George Hotel and Pilgrims' Inn, Glastonbury
|George Hotel and Pilgrims' Inn|
Main façade of the building in 2009.
|Type||Late medieval courtyard inn|
|Town or city||Glastonbury|
|Official name||George Hotel Pilgrims Inn|
|Designated||21 June 1950|
The George Hotel and Pilgrims' Inn in Glastonbury, Somerset, England, was built in the late 15th century to accommodate visitors to Glastonbury Abbey. It has been designated as a Grade I listed building. It is claimed to be the oldest purpose built public house in the South West of England.
Having once been the Pilgrims' Inn of Glastonbury Abbey, by the mid-nineteenth century the building was known as the George Hotel. The current name preserves both. The first record of the building is from 1439 when the tenant was N. Kynge. In 1493 Abbot John Selwood gave a "new" building to the abbey chamberlain. After the Dissolution of the Monasteries it became the property of the Duke of Somerset. By 1562, when a 21-year lease on the building was taken out by George Cowdrey, it was described as "in such great ruin that it is likely that in default of repair within a few years the rent will not be answered" but included "six featherbeds". In 1658 the property was divided and a horsemill installed to grind malt. The building was also used for meetings and inquiries for example by Royal Commissioners (in 1672) and the Quakers (in 1691).

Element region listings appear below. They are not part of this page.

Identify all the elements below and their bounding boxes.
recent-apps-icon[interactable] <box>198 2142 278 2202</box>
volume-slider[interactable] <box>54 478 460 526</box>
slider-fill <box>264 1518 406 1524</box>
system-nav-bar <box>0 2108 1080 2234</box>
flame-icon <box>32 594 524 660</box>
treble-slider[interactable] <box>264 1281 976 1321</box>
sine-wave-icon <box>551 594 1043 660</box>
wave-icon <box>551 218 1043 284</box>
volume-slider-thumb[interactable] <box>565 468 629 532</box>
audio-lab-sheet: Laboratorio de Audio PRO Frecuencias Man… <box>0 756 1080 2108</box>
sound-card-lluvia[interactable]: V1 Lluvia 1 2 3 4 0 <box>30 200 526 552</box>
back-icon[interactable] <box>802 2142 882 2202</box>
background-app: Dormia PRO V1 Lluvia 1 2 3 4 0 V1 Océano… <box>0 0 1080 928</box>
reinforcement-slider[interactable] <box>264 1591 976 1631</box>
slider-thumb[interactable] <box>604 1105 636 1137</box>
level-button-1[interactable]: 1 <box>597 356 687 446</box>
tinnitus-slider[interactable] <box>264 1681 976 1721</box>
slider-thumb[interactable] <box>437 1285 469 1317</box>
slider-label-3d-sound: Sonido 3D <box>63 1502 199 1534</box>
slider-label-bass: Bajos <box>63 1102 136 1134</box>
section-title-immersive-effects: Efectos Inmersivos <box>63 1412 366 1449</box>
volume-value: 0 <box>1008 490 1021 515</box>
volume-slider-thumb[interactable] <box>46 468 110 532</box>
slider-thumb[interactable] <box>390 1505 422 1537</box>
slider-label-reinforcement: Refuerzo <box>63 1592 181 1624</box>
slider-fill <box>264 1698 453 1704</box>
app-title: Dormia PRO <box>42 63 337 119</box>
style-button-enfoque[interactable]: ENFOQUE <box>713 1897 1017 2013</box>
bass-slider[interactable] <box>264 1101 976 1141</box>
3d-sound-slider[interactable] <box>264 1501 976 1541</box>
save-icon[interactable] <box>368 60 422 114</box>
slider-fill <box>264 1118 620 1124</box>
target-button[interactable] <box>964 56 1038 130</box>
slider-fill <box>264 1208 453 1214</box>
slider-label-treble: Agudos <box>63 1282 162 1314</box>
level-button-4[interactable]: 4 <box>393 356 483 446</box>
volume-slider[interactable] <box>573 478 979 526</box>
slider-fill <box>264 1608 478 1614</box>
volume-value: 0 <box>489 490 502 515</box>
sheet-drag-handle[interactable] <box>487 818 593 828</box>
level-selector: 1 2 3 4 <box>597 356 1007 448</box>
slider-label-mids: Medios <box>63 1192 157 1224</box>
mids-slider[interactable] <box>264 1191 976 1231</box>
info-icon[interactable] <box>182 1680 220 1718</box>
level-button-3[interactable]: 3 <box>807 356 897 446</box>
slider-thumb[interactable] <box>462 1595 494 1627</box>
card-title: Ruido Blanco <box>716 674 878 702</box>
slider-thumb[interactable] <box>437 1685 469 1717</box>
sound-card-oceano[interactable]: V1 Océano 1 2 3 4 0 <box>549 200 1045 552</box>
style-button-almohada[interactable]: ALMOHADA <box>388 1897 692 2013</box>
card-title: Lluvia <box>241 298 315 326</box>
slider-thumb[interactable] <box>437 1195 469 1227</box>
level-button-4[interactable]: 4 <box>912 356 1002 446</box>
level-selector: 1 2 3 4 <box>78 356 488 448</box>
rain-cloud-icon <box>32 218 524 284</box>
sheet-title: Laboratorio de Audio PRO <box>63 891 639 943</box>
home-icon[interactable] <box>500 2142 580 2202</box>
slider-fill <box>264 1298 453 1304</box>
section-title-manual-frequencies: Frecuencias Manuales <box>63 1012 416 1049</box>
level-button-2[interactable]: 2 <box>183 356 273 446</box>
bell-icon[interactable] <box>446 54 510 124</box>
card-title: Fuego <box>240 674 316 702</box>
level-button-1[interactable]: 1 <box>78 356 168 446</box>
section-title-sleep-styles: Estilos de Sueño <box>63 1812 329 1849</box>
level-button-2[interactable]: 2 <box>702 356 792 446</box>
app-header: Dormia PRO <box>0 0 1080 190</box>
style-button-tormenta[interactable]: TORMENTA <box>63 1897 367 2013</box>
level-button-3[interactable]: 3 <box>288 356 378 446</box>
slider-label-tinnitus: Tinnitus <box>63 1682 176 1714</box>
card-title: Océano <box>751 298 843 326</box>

The front of the three-storey building is divided into three tiers of panels with traceried heads. Above the right of centre entrance arch are three carved panels bearing the coats of arms of the Abbey and of King Edward IV. The building is pannelled and stone faced, with the stone work resembling that normally created in wood at the time of its construction. The stone columns reflect the arrangement of halls and chambers within the building. In front of the roof gables is a crenellated parapet with a small bell tower above. The interior includes a stone newel staircase and beneath the bar are large cellars.